Here, the Board answered those critical questions. The Board found Voorhees used profanity and voluntarily left the office. The Board also found that Voorhees never announced on the day of her resignation that she was leaving to attend a doctor's appointment. We defer to the Board's findings, Brady, supra, 152 N.J. at 210, and note that the record sufficiently demonstrates that Voorhees unequivocally announced her resignation on July 10, 2013. Thus, Savastano is distinguishable. "It is important to distinguish between the kind of absence from work that justifies firing by an employer and the kind that demonstrates an employee's intention to quit." Garcia v. Bd. of Review, 191 N.J. Super. 602, 608 (App. Div. 1983); see also Savastano, supra, 99 N.J. Super. at 400-01. Here, the Board properly found Voorhees both verbalized her intention to quit and engaged in conduct consistent with her expressed intention.
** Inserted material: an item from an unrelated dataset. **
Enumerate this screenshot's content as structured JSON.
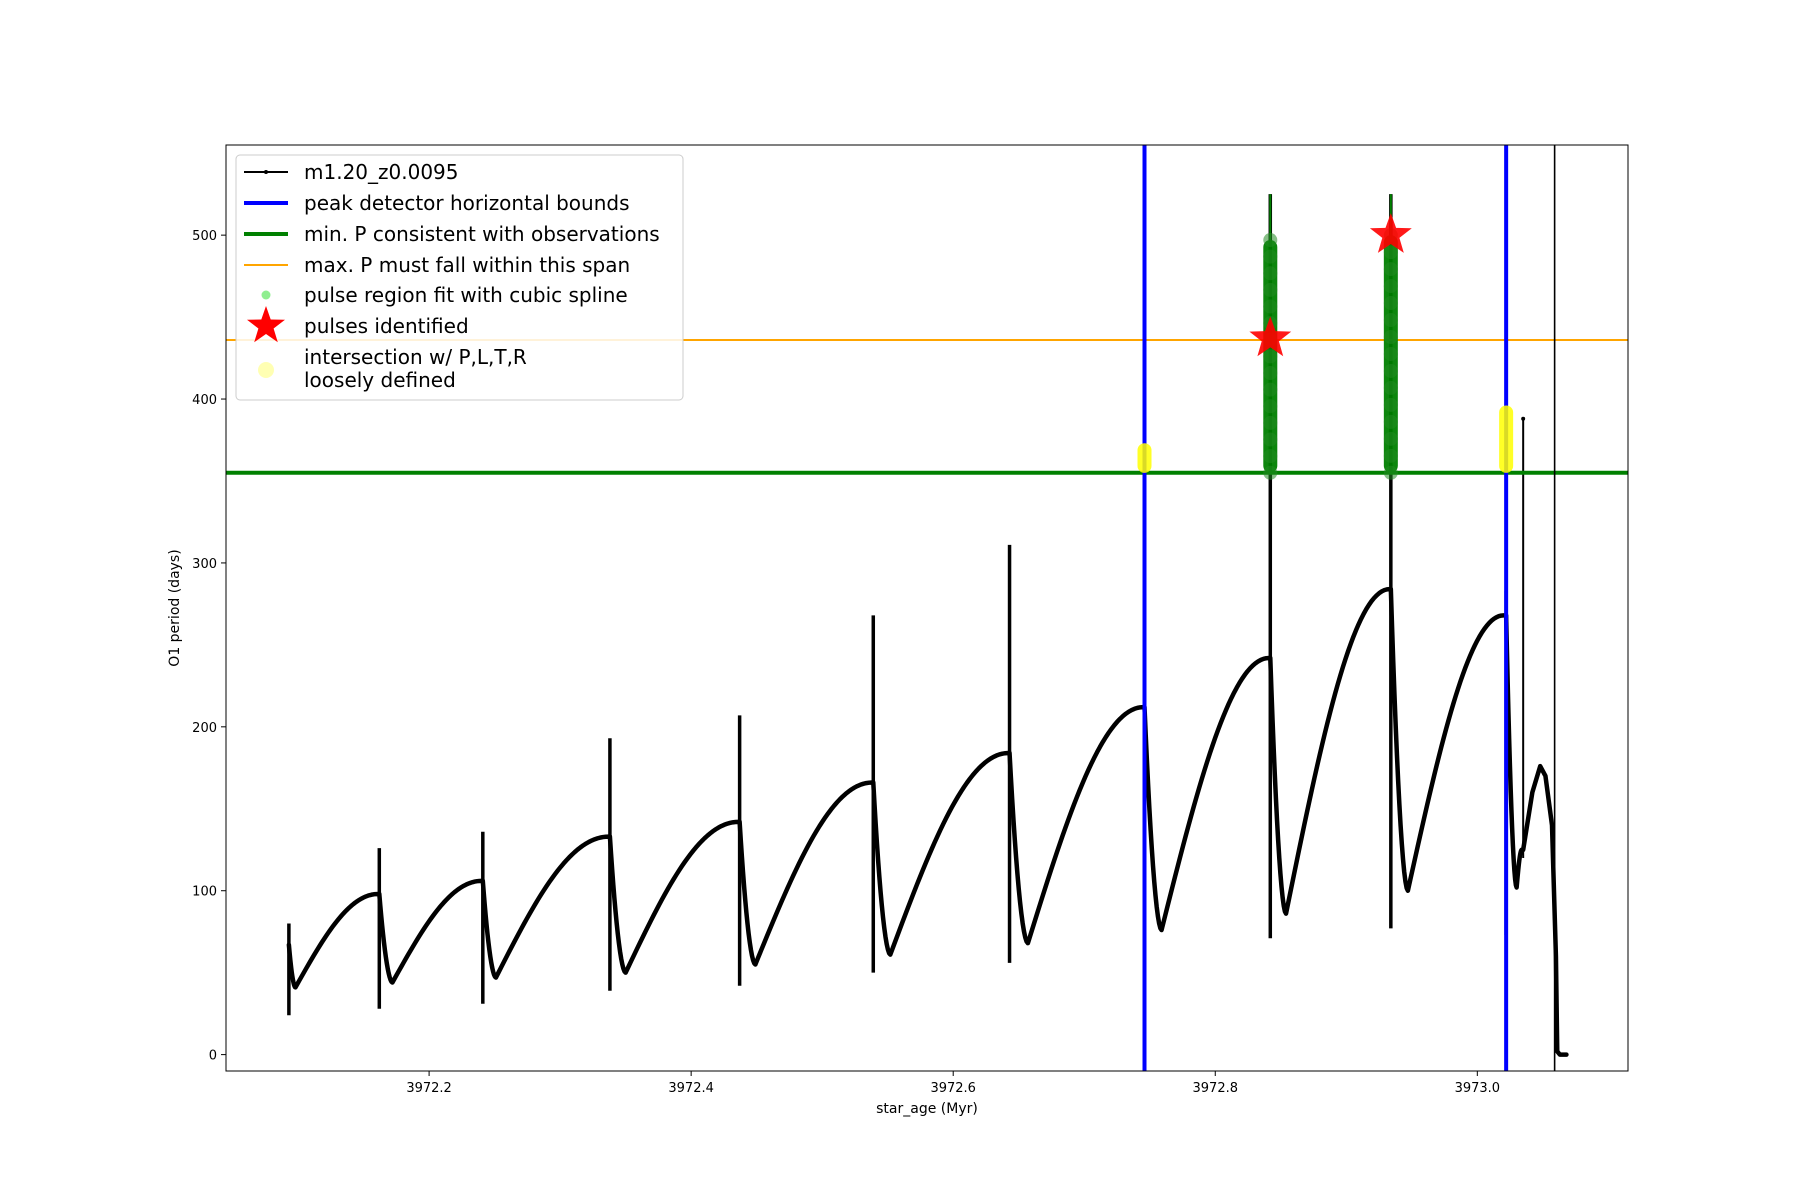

Voorhees's remaining arguments lack sufficient merit to warrant discussion in a written opinion. R. 2:11-3(e)(1)(E).

Affirmed.

1 There is evidence in the record that Vorhees was transitioning out of the manager's position so she could care for her granddaughter. Voorhees asserts in her brief that she agreed to stay employed in a different and less time-consuming position. Kessler testified during the November 6, 2013 hearing that Voorhees expected to retire in September 2013.